Mit gerade einmal achtzehn Jahren steht Maja Norberg vor Gericht. Die Vorwürfe der Staatsanwaltschaft wiegen schwer: an Majas Schule kam es zu einem School Shooting, und sie war daran beteiligt. Gerade noch standen diesem privilegierten Mädchen alle Türen offen: sie ist hübsch, war beliebt, obendrein eine gute Schülerin und kommt aus einem wohlhabenden Elternhaus. Wie konnte es dazu kommen, dass sie plötzlich in Untersuchungshaft sitzt und die meistgehasste Person Schwedens ist?

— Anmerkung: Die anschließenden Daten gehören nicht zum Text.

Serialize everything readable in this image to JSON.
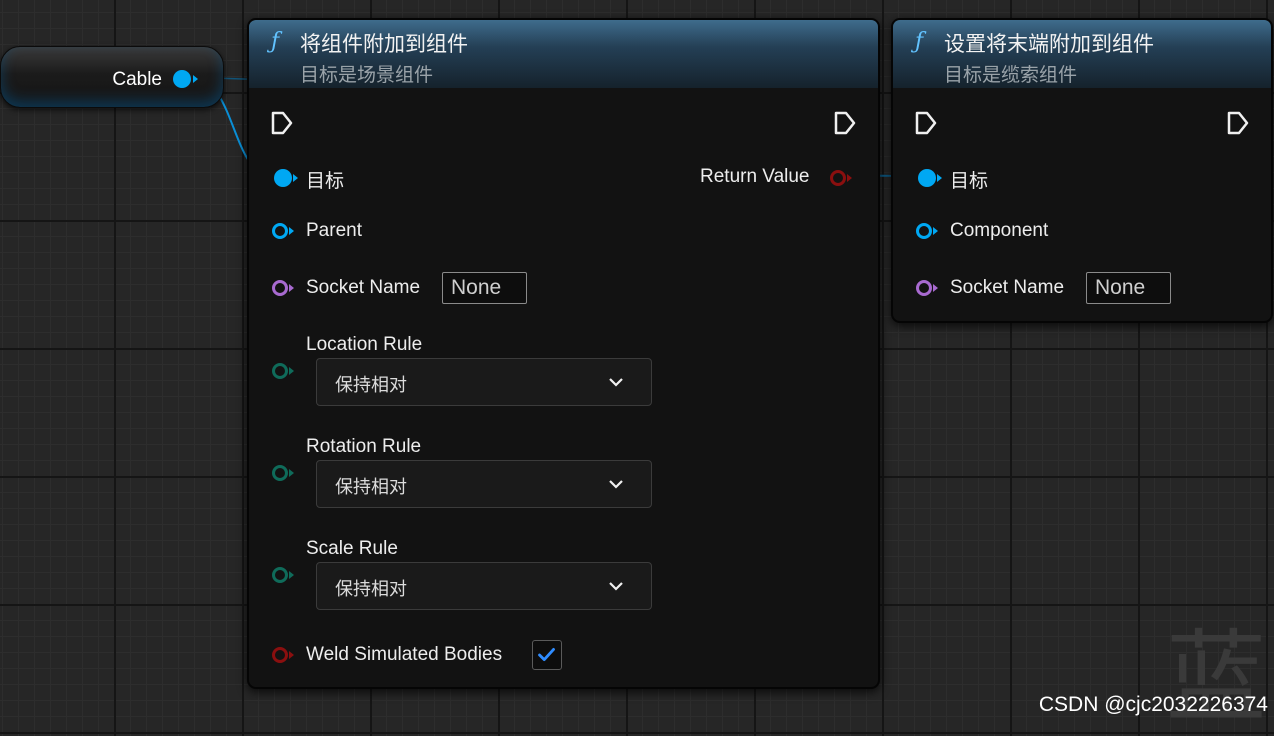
{
  "variable_node": {
    "label": "Cable"
  },
  "attach_node": {
    "title": "将组件附加到组件",
    "subtitle": "目标是场景组件",
    "icon": "function-icon",
    "target_label": "目标",
    "return_label": "Return Value",
    "parent_label": "Parent",
    "socket_label": "Socket Name",
    "socket_value": "None",
    "location_rule_label": "Location Rule",
    "location_rule_value": "保持相对",
    "rotation_rule_label": "Rotation Rule",
    "rotation_rule_value": "保持相对",
    "scale_rule_label": "Scale Rule",
    "scale_rule_value": "保持相对",
    "weld_label": "Weld Simulated Bodies",
    "weld_checked": true
  },
  "set_end_node": {
    "title": "设置将末端附加到组件",
    "subtitle": "目标是缆索组件",
    "icon": "function-icon",
    "target_label": "目标",
    "component_label": "Component",
    "socket_label": "Socket Name",
    "socket_value": "None"
  },
  "colors": {
    "object_pin": "#00a8f3",
    "name_pin": "#a86ad0",
    "enum_pin": "#0f6b5a",
    "bool_pin": "#8a0f0f",
    "header_top": "#3f6c8c",
    "check_accent": "#2f8cff"
  },
  "background_glyph": "蓝",
  "watermark": "CSDN @cjc2032226374"
}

"Im Traum kannst du nicht lügen" ist der bisher einzige Roman von Malin Persson Giolito, der ins Deutsche übersetzt wurde, und die Autorin hat mich auf Anhieb begeistert und überzeugt. Schon auf der ersten Seite hatte Majas Geschichte mich eingefangen, sie ist die Ich-Erzählerin und eine gelungene Protagonistin, denn sie ist schwer zu durchschauen. Die Ich-Perspektive liegt mir normalerweise nicht so sehr, aber hier war sie die perfekte Wahl, denn als Leser versuchte ich ständig, Maja einzuordnen und einzuschätzen, aber jedes Mal, wenn ich dachte, es sei mir gelungen, offenbarte sie ein neues kleines Puzzlestück, dass die bisherigen Erkenntnisse über ihre Person wieder über den Haufen warf, oder zumindest in Frage stellte.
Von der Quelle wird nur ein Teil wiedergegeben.